Sunday, August 5, 2007

Big Bang 2020: Birth of the Trillion Dollar Technology Megalith

Will it be the Web Services bellwether Google or Microsoft, IBM, HP, TCS, Infosys or a new entity we have not heard of as yet, that will breach the trillion dollar market capitalization mark? Will we have to wait till 2020 or will it be as early as 2015? Microsoft leads to race today as the world’s most valuable software technology firm with a market capitalization close to the $ 300 bn mark. Google has been the notional leader though, with its growth from the garage to $ 170 bn market cap within a decade. So will it be Google then?

Possibly, and possibly not. Google has rushed in to fill a void as a search engine pioneer and quickly grew into being a web services supermarket. It has you and me in its pocket. But does it have the rest of our known world, enterprise applications, infrastructure and the rest of the commercial software world eating out of its hands? Guess not, and but who are the leaders in this space? IBM, HP, Microsoft, TCS, Infosys, Accenture and their like. I will call them collectively as the “vendor” firms here.

I have theorized on this and I can say with a degree of confidence that the trillion Dollar Technology firm will execute significant hold on the consumer services as well the enterprise applications and technology markets. With organizations trying to evolve leaner means to succeed using technology as an enabler, providers will have to innovate and imbibe the global ethos completely. The Trillion Dollar organization will not be the so called “flat” organization of today, by its capability to execute from 30 different locations in the world. It will be truly global because, weaved into its 30 or more offices infrastructure will be a matrix based two dimensional or multi-dimensional excellence framework, across technologies, services, domains and functions, which will enable it to bring together a team across various geographies based on identified competencies to deliver on any project. It will not be like embedded work out of China, Software Engineering out of Ukraine and BPO put of India. This approach is not actually about going global, this is plain tactical and regional. It becomes strategic only when we can merge them into one seamless execution whole, leverage competencies from where they lie, and scale the model to a requisite size to deliver for a project.

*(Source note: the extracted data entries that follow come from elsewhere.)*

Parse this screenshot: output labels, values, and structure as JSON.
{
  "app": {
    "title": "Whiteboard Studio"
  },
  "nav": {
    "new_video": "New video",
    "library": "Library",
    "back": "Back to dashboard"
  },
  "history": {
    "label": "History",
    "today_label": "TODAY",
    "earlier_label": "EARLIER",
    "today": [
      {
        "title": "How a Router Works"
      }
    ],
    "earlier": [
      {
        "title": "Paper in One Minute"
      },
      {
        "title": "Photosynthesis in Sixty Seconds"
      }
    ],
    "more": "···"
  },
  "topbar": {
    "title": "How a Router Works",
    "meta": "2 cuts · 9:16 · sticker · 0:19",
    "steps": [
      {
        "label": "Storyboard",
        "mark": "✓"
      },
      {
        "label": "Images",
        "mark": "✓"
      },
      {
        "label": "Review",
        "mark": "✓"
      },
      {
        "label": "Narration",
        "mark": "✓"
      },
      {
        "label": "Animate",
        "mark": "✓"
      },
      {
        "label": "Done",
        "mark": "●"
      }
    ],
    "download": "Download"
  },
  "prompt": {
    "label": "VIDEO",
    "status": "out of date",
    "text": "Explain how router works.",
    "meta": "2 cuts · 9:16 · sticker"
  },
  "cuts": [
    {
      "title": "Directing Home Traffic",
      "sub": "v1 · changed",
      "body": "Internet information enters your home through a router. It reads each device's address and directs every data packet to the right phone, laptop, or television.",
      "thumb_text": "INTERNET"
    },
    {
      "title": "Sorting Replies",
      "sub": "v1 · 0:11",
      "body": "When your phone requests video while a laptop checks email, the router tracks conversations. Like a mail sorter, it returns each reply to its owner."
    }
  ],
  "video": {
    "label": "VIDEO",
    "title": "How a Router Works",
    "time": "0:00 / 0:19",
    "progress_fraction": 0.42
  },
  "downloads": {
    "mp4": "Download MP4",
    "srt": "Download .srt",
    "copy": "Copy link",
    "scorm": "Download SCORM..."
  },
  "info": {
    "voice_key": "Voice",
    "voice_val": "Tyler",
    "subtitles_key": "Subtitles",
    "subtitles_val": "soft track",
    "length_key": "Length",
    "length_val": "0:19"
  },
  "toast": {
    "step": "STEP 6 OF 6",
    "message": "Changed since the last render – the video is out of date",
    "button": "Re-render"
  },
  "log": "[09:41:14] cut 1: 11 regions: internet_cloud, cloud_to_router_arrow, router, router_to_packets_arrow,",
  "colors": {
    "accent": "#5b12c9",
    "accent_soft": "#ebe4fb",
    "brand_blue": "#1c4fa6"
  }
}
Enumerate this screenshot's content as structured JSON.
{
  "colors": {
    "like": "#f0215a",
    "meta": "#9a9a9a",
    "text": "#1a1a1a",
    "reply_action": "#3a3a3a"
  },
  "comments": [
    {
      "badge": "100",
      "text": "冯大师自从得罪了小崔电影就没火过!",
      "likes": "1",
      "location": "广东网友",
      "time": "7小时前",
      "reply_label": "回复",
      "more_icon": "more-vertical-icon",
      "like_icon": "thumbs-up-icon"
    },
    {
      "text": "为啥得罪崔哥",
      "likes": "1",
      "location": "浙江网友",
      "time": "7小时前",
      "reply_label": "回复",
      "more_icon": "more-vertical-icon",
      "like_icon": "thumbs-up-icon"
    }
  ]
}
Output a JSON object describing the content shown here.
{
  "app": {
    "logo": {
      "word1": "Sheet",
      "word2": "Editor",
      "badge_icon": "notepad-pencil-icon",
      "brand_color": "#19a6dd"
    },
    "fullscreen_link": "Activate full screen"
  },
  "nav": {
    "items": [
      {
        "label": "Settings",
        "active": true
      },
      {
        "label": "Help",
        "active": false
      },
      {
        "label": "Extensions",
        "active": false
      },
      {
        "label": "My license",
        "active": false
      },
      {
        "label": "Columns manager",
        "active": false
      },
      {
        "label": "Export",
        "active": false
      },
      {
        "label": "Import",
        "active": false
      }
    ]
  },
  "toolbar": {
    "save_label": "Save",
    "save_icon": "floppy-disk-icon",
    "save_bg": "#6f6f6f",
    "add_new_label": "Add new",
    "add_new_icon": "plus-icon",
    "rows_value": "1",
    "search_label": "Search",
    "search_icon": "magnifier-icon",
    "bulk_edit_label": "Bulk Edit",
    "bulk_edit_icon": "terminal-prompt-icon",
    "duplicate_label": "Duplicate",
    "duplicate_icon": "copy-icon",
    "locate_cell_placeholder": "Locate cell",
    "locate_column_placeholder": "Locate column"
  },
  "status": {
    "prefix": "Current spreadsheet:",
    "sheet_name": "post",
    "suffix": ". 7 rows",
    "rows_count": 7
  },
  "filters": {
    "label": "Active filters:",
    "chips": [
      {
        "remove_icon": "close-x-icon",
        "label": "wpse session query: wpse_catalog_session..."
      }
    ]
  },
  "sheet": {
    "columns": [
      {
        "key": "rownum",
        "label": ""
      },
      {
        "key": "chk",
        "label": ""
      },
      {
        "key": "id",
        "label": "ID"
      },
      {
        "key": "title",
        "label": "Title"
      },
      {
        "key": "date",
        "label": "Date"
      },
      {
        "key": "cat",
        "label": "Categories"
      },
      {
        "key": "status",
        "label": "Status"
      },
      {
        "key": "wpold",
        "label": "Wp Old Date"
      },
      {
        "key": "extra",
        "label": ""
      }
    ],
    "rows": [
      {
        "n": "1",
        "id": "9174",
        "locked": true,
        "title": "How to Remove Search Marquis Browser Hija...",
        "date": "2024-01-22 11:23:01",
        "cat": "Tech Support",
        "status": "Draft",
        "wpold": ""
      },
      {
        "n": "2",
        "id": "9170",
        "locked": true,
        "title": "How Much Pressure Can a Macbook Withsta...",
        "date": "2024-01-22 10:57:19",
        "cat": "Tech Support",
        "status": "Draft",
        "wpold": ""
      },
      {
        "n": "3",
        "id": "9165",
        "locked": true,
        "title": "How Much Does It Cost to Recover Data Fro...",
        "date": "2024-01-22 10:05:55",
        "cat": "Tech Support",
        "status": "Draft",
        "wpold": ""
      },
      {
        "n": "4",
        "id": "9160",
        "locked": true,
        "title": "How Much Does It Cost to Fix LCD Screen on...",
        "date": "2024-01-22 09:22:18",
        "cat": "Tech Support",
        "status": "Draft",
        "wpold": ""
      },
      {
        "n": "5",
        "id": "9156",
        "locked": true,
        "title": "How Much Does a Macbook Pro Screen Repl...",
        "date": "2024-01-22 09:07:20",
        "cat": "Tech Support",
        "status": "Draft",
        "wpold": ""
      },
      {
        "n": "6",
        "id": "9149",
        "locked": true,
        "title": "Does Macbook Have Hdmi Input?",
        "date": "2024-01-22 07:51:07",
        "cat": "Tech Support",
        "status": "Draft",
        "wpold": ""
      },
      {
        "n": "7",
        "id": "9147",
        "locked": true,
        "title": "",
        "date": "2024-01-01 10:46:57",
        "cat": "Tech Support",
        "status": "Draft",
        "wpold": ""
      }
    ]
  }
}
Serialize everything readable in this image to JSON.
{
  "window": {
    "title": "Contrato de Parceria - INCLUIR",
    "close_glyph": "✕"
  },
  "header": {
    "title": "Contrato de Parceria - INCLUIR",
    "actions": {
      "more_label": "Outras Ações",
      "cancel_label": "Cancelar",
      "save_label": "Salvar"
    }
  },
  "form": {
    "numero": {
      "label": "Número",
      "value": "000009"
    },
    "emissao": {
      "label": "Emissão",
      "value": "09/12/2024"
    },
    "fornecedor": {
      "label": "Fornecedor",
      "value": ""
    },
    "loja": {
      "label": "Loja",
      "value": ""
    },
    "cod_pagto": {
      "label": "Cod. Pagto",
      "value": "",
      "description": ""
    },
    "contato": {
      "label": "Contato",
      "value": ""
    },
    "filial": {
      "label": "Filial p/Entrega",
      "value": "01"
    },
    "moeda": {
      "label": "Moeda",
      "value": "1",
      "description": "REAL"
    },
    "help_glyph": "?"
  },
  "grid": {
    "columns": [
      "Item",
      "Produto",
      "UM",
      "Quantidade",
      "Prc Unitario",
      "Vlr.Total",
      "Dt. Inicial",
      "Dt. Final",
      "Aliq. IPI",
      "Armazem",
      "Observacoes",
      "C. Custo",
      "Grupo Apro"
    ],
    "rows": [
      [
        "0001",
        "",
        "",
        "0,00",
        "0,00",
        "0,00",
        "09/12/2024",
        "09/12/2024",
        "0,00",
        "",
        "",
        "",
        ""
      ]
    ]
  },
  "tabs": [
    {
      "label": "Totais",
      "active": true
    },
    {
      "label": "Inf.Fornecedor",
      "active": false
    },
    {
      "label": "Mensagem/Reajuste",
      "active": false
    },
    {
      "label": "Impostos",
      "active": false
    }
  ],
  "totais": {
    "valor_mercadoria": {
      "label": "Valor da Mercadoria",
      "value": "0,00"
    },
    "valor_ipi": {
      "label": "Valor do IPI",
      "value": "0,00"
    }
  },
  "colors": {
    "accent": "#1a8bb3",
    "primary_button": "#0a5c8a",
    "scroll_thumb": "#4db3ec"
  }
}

With free float of all major currencies it is implicit that a correction will happen. Wage growth rates of companies that offshore will show a southward trend, while the same for vendor countries will see double digit growth annually. “Vendor” countries will see technology and infrastructure investments from “client” countries which will put an upward pressure on local currencies. Some of these inflows can be managed through macro economic policy making, but the days of nappy feeding technology exporters are far behind us. I will not extend this theory to conclude that outsourcing will stop. It will not. The “Vendor” countries will be the first movers still in the “level” playing field, because over the past 20 years of outsourcing they will have developed the scale and specialization to execute business out of any corner of the world qualitatively better and with a reasonable amount of value arbitrage. Enter then, the truly “Global Corporation”. By 2010, some major consolidation within the IT services niche will happen, and in-organic growth will see at the very least 2-3 IT “Vendor” firms breach the $ 250 bn cap mark.

Riding a parallel growth track will be companies like Microsoft, Google, Apple and a few others who will be doing great things with technology, wireless, web, robotics, bio analytics and generating newer revenue streams. Google and a few others will evolve newer ways of monetizing web assets that they have acquired judiciously over the years. Somewhere down the middle of this, the “vendor” firms, driven by growth pressures and shareholders will find themselves hurtling towards the technology leaders. The “quick on the feet” technology innovators will meet with the Globalization honchos. From the resulting big bang, one or perhaps two Trillion Dollar Megaliths will emerge, all encompassing, in your personal computer, phone, credit card, corporate networks and your grand child’s robot Barbie mate.

Interesting theory isn’t it? Meet me in 2020, and I will “I told you so” you.